The days passed easily. She lay on the beach with the kind of glossy magazine she never usually allowed herself, soaking in the sun on her legs and the spray of the sea. It had been such a long winter, snowstorms falling one after the other like a series of calamities that New York was ill prepared to meet. She had been assigned the bathrooms of a museum her firm was designing, and often she had fallen asleep at her desk, dreaming of blue tiles, or taken a car home after midnight to her silent apartment, collapsing into bed before she could wonder how her life had turned out this way.

She turned thirty-nine on her second-to-last night in Trinidad. She sat by herself at the bar on the veranda, listening to the rehearsal dinner in the open banquet hall next door. She was happy to have avoided the requisite “birthday brunch” back home, those throngs of friends with their husbands and children and their enthusiastic cards assuring her that “This is the year!”

The year for what? she’d always wanted to ask.

She knew what they meant, though: the year for a man. It seemed unlikely. Since her mother had died, she hadn’t had the heart to go on dates the two of them couldn’t analyze afterward, moment by moment, over the phone; those endless, necessary conversations that sometimes went on longer than the dates themselves. Men had always come and gone in her life; she’d felt them slipping away months before they actually did. Her mom, though, had always been there, her love as basic and necessary as gravity, until one day she wasn’t.

Now Janie ordered a drink and glanced at the bar menu, choosing the goat curry because she’d never had it before.

“You sure about that?” the barman said. He was a boy, really, no more than twenty, with a slim body and huge, laughing eyes. “It’s spicy.”

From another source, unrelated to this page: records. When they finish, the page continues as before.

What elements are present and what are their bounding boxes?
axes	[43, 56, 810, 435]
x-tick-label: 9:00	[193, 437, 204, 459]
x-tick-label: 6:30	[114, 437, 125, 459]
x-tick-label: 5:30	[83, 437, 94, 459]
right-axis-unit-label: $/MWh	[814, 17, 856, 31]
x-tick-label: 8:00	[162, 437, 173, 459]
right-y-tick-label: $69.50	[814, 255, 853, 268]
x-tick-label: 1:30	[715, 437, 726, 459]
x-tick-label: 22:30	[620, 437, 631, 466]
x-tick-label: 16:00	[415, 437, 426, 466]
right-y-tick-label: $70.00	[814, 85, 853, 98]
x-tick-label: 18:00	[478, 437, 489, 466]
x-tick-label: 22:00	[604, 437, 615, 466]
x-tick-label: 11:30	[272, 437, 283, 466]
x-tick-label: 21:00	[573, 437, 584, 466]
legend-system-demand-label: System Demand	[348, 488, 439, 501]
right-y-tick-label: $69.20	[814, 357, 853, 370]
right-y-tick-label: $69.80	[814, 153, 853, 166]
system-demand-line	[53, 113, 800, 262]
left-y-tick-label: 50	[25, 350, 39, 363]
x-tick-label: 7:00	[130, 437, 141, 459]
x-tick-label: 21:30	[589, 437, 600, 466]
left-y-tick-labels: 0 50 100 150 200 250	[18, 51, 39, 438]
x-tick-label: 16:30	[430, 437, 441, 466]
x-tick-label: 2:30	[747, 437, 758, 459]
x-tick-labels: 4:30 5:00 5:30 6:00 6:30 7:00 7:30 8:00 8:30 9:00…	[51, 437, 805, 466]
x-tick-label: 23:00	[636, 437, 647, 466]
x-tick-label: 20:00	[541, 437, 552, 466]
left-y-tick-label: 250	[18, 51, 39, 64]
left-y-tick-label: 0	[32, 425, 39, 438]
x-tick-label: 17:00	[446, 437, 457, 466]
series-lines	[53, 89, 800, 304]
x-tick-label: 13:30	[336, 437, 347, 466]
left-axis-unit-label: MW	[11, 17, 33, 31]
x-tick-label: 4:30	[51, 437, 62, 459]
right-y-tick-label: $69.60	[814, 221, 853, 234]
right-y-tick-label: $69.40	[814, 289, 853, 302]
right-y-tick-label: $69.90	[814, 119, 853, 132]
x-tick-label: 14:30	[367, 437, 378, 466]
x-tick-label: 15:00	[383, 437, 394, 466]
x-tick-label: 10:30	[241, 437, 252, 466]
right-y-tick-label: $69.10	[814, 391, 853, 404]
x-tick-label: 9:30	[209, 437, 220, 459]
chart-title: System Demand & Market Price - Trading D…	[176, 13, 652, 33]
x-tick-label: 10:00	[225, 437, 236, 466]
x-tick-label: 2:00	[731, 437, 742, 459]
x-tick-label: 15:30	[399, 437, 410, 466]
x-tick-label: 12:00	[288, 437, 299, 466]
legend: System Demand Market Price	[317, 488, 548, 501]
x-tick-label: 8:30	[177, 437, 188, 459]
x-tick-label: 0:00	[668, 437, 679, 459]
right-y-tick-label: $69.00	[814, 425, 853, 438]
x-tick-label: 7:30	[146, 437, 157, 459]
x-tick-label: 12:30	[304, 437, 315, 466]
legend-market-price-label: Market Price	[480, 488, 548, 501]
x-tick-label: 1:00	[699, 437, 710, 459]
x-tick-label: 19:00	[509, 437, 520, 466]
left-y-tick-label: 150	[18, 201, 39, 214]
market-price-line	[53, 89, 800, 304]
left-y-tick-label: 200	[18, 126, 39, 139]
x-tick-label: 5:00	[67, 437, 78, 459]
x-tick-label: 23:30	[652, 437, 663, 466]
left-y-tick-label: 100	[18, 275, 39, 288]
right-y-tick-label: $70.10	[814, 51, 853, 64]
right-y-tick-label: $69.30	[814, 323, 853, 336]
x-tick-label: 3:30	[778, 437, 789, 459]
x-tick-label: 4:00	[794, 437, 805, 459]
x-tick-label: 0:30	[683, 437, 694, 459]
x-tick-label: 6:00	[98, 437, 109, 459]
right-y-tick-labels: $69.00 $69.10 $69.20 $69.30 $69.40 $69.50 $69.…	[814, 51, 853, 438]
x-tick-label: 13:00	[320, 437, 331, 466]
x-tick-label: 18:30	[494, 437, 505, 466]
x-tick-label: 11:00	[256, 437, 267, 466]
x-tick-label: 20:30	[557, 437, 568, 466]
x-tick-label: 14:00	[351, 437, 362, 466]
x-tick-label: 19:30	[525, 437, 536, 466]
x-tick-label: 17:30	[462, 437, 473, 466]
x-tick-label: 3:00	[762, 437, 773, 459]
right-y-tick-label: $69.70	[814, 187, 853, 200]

“I can take it,” she said, smiling at him, wondering if she might pull an adventure out of her hat on her next-to-last night, and what it would be like to touch another body again. But the boy simply nodded and brought her the dish a short time later, not even watching to see how she fared with it.

The goat curry roared in her mouth.

“I’m impressed. I don’t think I could eat that stuff,” remarked the man sitting two seats down from her. He was somewhere in the midst of middle age, a bust of a man, all chest and shoulders, with a ring of blond, bristling hair circling his head like the laurels of Julius Caesar and a boxer’s nose beneath bold, undefeated eyes. He was the only other guest that wasn’t with the wedding party. She’d seen him around the hotel and on the beach and had been uninspired by his business magazines, his wedding ring.

She nodded back at him and took an especially large spoonful of curry, feeling the heat oozing from every pore.

“Is it good?”

“It is, actually,” she admitted, “in a crazy, burn-your-mouth-out kind of way.” She took a sip of the rum and Coke she’d ordered; it was cold and startling after all that fire.

“Yeah?” He looked from her plate to her face. The tops of his cheeks and his head were bright pink, as if he’d flown right up to the sun and gotten away with it. “Mind if I have a taste?”

She stared at him, a bit nonplussed, and shrugged. What the hell.

“Be my guest.”

He moved quickly over to the seat next to hers. He picked up her spoon and she watched as it hovered over her plate and then dove down and scooped a mouthful of her curry, depositing it between his lips.

“Jee-sus,” he said. He downed a glass of water. “Jee-sus Christ.” But he was laughing as he said it, and his brown eyes were admiring her frankly over the rim of his water glass. He’d probably noticed her smiling at the bar boy and decided she was up for something.